Parents of armed man killed during Vegas protest sue police
LAS VEGAS (AP) — The parents of an armed and armor-wearing man who was shot and killed by Las Vegas police during a racial justice protest in front of a U.S. courthouse have filed a federal wrongful death and negligence lawsuit seeking damages from the police department and four officers.
The court filing says Jorge A. Gomez, 25, was shot 19 times late June 1 outside the downtown Lloyd George U.S. Courthouse.
Attorneys Rodolfo Gonzalez and Edgar Flores, who filed the complaint, did not immediately respond Wednesday to a request for comment. The lawsuit was filed Saturday in U.S. District Court in Las Vegas, seeking unspecified damages from the department on behalf of Jeanne Llera of Osceola, Florida, and Jorge L. Gomez of Las Vegas.
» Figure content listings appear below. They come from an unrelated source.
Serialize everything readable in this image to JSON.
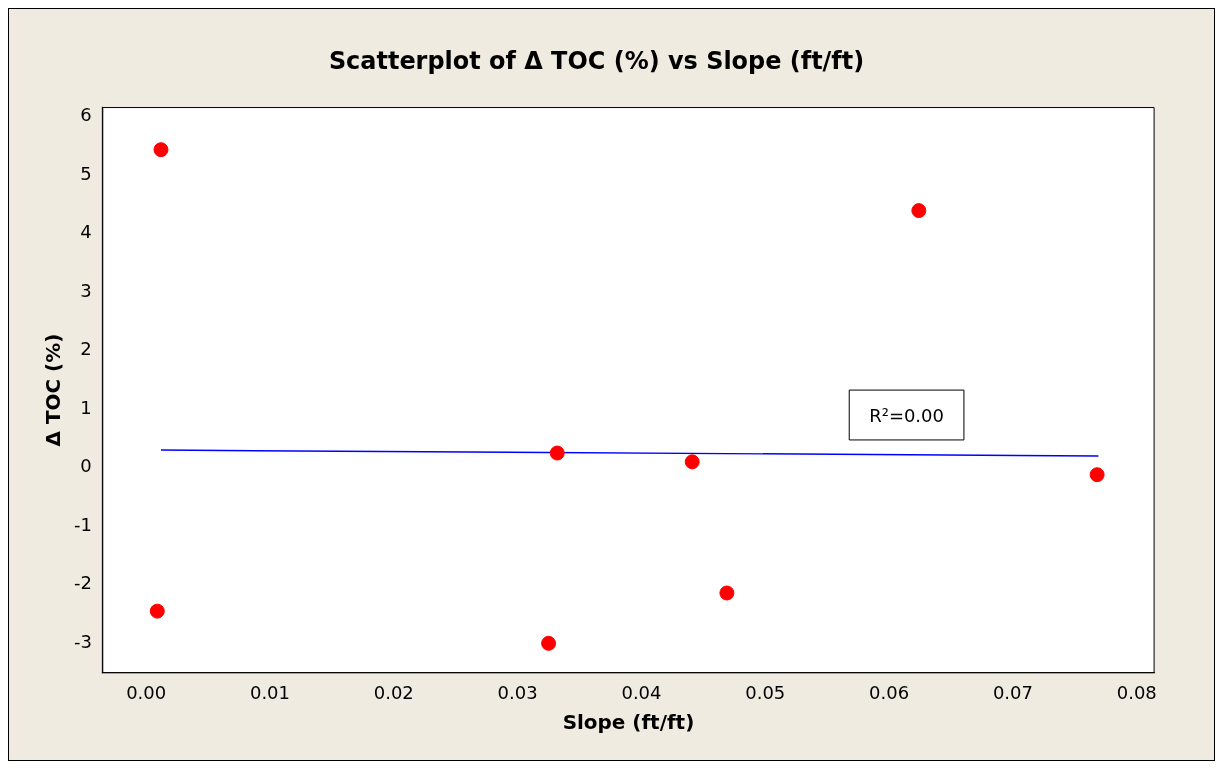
{
  "chart_data": {
    "type": "scatter",
    "title": "Scatterplot of Δ TOC (%) vs Slope (ft/ft)",
    "xlabel": "Slope (ft/ft)",
    "ylabel": "Δ TOC (%)",
    "series": [
      {
        "color": "#ff0000",
        "x": [
          0.0012,
          0.0624,
          0.0332,
          0.0441,
          0.0768,
          0.0009,
          0.0325,
          0.0469
        ],
        "values": [
          5.43,
          4.39,
          0.25,
          0.1,
          -0.12,
          -2.45,
          -3.0,
          -2.14
        ],
        "marker": "circle"
      },
      {
        "type": "line",
        "color": "#0000ff",
        "x": [
          0.0012,
          0.0769
        ],
        "values": [
          0.3,
          0.2
        ],
        "marker": "none"
      }
    ],
    "xlim": [
      -0.0035,
      0.0814
    ],
    "ylim": [
      -3.5,
      6.15
    ],
    "xticks": [
      {
        "value": 0,
        "label": "0.00"
      },
      {
        "value": 0.01,
        "label": "0.01"
      },
      {
        "value": 0.02,
        "label": "0.02"
      },
      {
        "value": 0.03,
        "label": "0.03"
      },
      {
        "value": 0.04,
        "label": "0.04"
      },
      {
        "value": 0.05,
        "label": "0.05"
      },
      {
        "value": 0.06,
        "label": "0.06"
      },
      {
        "value": 0.07,
        "label": "0.07"
      },
      {
        "value": 0.08,
        "label": "0.08"
      }
    ],
    "yticks": [
      -3,
      -2,
      -1,
      0,
      1,
      2,
      3,
      4,
      5,
      6
    ],
    "annotations": [
      "R²=0.00"
    ],
    "grid": false,
    "legend": false
  }
}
The filing acknowledges Gomez was armed, asserts that he was lawfully exercising his Second Amendment gun rights, and says he wore a ballistic vest “not in violation of Nevada state law.”
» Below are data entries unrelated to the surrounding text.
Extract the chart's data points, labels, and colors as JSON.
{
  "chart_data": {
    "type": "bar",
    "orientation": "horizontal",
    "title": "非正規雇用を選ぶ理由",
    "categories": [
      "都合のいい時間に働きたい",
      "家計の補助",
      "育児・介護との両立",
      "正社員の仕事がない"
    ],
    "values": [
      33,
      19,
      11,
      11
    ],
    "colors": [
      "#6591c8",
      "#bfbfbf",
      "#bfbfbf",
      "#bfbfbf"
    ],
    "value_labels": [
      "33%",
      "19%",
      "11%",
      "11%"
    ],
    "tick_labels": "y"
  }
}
Gomez never verbally threatened officers, the document said, never pointed a gun at anyone and never fired or tried to fire his weapon.
Police Officer Aden Ocampo-Gomez declined to comment for the department. He referred questions about the incident to video of a police briefing with media held June 5.
Gomez’s slaying occurred amid protests in Las Vegas calling for racial justice following the police killing of George Floyd in Minneapolis.
It happened the same night and minutes after, but about 3 miles (4.8 kilometers) away from, where Police Officer Shay Mikalonis was critically wounded by a gunshot on the Las Vegas Strip. A 20-year-old man was arrested and faces multiple felony charges in Mikalonis’ shooting. The officer remains paralyzed.
Police said Gomez was dressed in black tactical gear and carried three handguns, including one mounted in what Assistant Clark County Sheriff Chris Jones called a “carbine conversion kit” that made it resemble a rifle.
Gomez was among people who remained near the courthouse several hours after protests began when police ordered demonstrators to disperse. He was hit several times by five police beanbag projectiles before he was fatally shot. Jones said Gomez raised a gun toward officers helping another officer on the ground.
Surveillance cameras were active around the courthouse, but the officers involved in the shooting were not wearing body cameras because they were from an administrative training bureau, police said.
Jones said they were driving to the scene of Mikalonis’ shooting when they encountered Gomez running near the courthouse after being hit by beanbag shots.
Family members and their attorneys have said they’ve only seen short clips of video that police provided of the fatal encounter, and asked for witnesses to provide cellphone video.
This story corrects the title Assistant Clark County Sheriff Chris Jones, not deputy police chief.